Stocks, bonds and the dollar saw small moves, with a mixed inflation report reinforcing speculation the Federal Reserve will pause its rate hikes – but refrain from calling the end of its tightening cycle.
The S&P 500 was little changed. The Dow Jones Industrial Average underperformed. American Airlines led industry losses after cutting its earnings outlook amid a jump in jet fuel prices.
Most megacaps rose, with the chiefs of five of the 10 biggest U.S. companies appearing at a closed-door Senate meeting to shape how artificial intelligence is regulated. Apple fell as China flagged security problems with iPhones.
Two-year yields dropped below 5%. The greenback edged lower. Swaps tied to the next two Federal Open Market Committee meetings continued to price in little chance of a hike next week – and about 50% odds of one in November.

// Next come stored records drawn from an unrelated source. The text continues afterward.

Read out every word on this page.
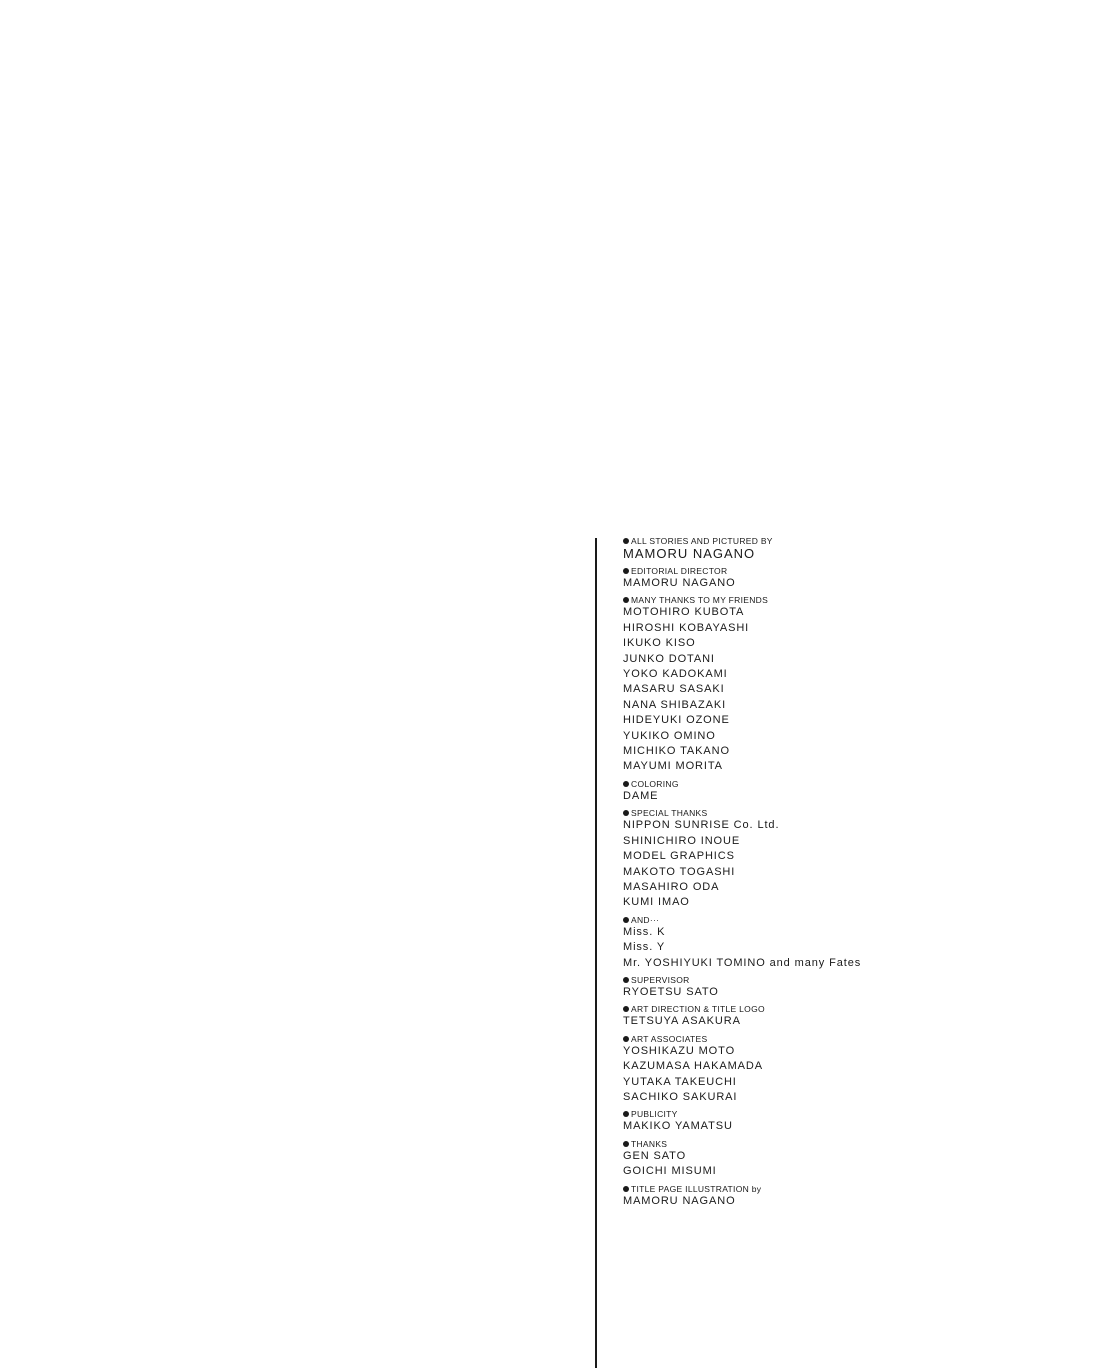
ALL STORIES AND PICTURED BY
MAMORU NAGANO
EDITORIAL DIRECTOR
MAMORU NAGANO
MANY THANKS TO MY FRIENDS
MOTOHIRO KUBOTA
HIROSHI KOBAYASHI
IKUKO KISO
JUNKO DOTANI
YOKO KADOKAMI
MASARU SASAKI
NANA SHIBAZAKI
HIDEYUKI OZONE
YUKIKO OMINO
MICHIKO TAKANO
MAYUMI MORITA
COLORING
DAME
SPECIAL THANKS
NIPPON SUNRISE Co. Ltd.
SHINICHIRO INOUE
MODEL GRAPHICS
MAKOTO TOGASHI
MASAHIRO ODA
KUMI IMAO
AND···
Miss. K
Miss. Y
Mr. YOSHIYUKI TOMINO and many Fates
SUPERVISOR
RYOETSU SATO
ART DIRECTION & TITLE LOGO
TETSUYA ASAKURA
ART ASSOCIATES
YOSHIKAZU MOTO
KAZUMASA HAKAMADA
YUTAKA TAKEUCHI
SACHIKO SAKURAI
PUBLICITY
MAKIKO YAMATSU
THANKS
GEN SATO
GOICHI MISUMI
TITLE PAGE ILLUSTRATION by
MAMORU NAGANO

Measures of credit-default swaps for both investment and speculative-grade companies slid – suggesting bets on a September pause from the Fed supersede economic worries for now.
The core consumer price index, which excludes food and energy costs, advanced 0.3% from July, the first acceleration in six months.
From a year ago, it increased 4.3% – in line with estimates and marking the smallest advance in nearly two years. It’s still above the Fed’s 2% goal.
To Krishna Guha at Evercore ISI, while the report isn’t amazing as far as policy goes, it’s not a disaster either.
“Not a great CPI report, but not something that changes the basic Fed outlook,” said Guha, the firm’s vice chairman.
“This Fed is not itching to hike again and we think it would take significantly more to push the FOMC to actually deliver another increase – with our base case remaining the Fed is done here.”